Students at a book fair recently. Students learn from each other during their meetings and activities. (File)

One of the most difficult aspects of teaching is ensuring that your students are actually evaluating the information, rather than just regurgitating it back to you. Little wonder, most students can barely remember salient aspects of the content they have studied in recent past, much less apply the knowledge.

One of the ways to cultivate a rich learning culture is to develop critical thinking- a gift that will keep giving. As a matter of fact, the earlier students cultivate critical thinking, the more skilled they will be at producing sophisticated, thoughtful analyses of the challenges they face. That being said, what is critical thinking and how can we help learners to develop it?

Describing critical thinking as merely thinking clearly or rationally is an oversimplification.
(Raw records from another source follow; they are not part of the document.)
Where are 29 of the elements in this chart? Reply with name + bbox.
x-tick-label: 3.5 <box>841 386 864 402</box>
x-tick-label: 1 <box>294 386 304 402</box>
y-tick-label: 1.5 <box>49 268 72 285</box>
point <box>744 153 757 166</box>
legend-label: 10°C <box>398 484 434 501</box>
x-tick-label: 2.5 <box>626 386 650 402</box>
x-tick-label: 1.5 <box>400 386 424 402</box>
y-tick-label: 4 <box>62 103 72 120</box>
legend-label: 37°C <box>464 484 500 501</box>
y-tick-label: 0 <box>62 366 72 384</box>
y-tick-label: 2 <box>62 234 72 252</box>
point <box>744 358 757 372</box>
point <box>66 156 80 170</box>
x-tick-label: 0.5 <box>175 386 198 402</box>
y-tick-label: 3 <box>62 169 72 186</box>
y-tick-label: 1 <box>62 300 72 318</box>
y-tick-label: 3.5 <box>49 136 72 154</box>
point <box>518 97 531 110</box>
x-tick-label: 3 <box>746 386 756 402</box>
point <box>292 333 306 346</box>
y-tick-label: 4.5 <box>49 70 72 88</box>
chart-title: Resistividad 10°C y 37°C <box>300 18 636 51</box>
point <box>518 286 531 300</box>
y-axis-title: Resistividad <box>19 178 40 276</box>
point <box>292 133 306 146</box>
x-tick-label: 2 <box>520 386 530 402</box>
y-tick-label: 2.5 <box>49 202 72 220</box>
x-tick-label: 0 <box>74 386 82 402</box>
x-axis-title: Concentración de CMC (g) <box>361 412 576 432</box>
It’s about thinking independently- formulating your own opinions and drawing your own conclusions. This should happen regardless of outside influence. It’s about the discipline of analysis, and seeing the connections between ideas.

The best part is that teaching this skill doesn’t require hours of lesson planning. You don’t need special equipment or guest speakers. All you need are curious and open minds, along with a few strategies.

Instead of simply throwing the topic to the students, you might want to consider using guided discovery. This is the simplest foray into critical thinking. This can be done by developing essential questions that inspire a quest for knowledge and problem-solving. When you pose your question to students, encourage brainstorming. Have both small groups and big open discussions where students can dissect and discuss questions.

Second to this is creating a foundation. Students cannot think critically if they do not have the information they need. Begin any critical thinking exercise with a review of related information. This ensures they can recall facts pertinent to the topic. These may stem from things like: reading assignments and other homework, previous lessons or critical thinking exercises, a video or a text.

In addition, a great part of critical thinking is having information fluency, which involves knowing when to pursue and when to discard information. Students must learn to amass the appropriate knowledge to inform that thinking. Mastering the proper use of information is crucial to our students’ success in school and in life. It’s about learning how to dig through knowledge in order to find the most useful and appropriate facts for solving a problem.

You may also need to utilize peer groups. There always seems to be a comfort in numbers. Digital kids thrive on environments where critical thinking skills develop through teamwork and collaboration. Show kids their peers are an excellent source of information, questions, and problem-solving techniques.

Another thing you can try out is encouraging learners to sketch what they have learnt in plain diagrams or using info graphics. We are inherently visual learners. While it can be challenging to effectively communicate an idea without words, translating thoughts to picture form will encourage learners to think using a different mental skill set. It’s a great way for them to become truly invested in an idea.

There are many other ways to foster critical thinking among our learners, but these are the ones that have made the biggest impact for me. Critical thinking is a key skill that our students need to have in order to become life-long learners and self-advocates for themselves.